With Hollifield, he said that volunteers can help at their leisure and “do what they want, when they want.”

“Everyone has a different interest and expertise,” said King. “It would be nice to have more of us, though.”

Hollifield has been working on the line for the last 10 years, but the line really started moving toward completion in the last few years. “His goal is getting closer to reality,” said King.

Hollifield explains the business as being “big, heavy and expensive.” Everything to be done is work-oriented and requires some skill, he said.

The hope is for the 3 1/2-mile ride to be open a few Fridays and Saturdays a month, initially. “Our goal is to be open two to four days in a month at first, but our long-term hope is to open up to be six days a week,” he said.

Hollifield thinks that the line offers “something no one else is offering” and that it’s more conducive to families.

At a probable cost of $10 per ticket and a ride lasting around two hours, King said the Craggy Mountain Line would be cheaper and shorter than other rides in Western North Carolina.

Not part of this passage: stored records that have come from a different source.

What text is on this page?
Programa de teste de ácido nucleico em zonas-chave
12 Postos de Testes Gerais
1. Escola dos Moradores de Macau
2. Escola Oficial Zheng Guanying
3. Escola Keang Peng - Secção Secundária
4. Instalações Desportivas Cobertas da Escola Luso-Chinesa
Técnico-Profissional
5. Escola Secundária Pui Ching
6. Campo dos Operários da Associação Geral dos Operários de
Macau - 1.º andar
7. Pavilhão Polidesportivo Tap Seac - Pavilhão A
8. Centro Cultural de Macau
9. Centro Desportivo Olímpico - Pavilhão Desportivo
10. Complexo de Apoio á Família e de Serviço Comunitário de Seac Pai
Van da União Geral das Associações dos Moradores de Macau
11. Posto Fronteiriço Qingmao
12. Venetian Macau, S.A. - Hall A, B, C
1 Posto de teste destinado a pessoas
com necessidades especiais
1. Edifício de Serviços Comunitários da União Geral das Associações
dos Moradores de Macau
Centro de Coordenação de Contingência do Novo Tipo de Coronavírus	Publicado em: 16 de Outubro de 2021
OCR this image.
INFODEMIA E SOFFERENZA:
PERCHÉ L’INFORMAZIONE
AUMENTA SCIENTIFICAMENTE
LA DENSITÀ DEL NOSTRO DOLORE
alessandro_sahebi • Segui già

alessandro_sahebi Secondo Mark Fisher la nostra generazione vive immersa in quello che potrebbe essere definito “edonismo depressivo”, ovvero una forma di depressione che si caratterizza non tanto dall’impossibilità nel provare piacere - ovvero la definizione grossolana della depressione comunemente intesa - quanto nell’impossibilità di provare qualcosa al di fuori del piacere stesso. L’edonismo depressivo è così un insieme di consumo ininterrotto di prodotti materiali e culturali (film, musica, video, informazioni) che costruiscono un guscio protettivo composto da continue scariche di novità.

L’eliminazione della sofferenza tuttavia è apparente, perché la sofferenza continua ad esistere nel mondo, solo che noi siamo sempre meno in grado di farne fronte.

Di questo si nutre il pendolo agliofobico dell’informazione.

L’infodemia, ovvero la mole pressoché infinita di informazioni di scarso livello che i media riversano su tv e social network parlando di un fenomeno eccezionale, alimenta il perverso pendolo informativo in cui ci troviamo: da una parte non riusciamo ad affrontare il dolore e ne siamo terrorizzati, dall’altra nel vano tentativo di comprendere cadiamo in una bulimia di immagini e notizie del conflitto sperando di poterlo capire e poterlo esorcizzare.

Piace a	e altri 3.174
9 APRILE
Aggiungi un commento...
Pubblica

Families could take a layover at Riverside Park for a picnic or something along the French Broad River before returning back to the depot, Hollifield explained.

Yet, starting the ride is only the beginning of the journey to completion for the Craggy Mountain Line.

Hollifield would also like to build a depot with a shop and restaurant. Carl Oliver, the owner of Frank’s Roman Pizza in Woodfin, said he wants to build a new, bigger addition of his restaurant into the depot.

On top of that, more cars and cabooses as well as the trolley need to be renovated.

The line would like to get some grant money to help; they haven’t taken out any loans, and they don’t plan to.

“We have had some donations — mostly through real estate and private individuals,” said Hollifield. “We’re now trying to get some grant writers, and I’m trying to find some transportation grants.”

Although hopeful for the prospect of getting a ride up and running, Hollifield said, “If it doesn’t happen this year, it’s OK. We don’t owe anybody anything.”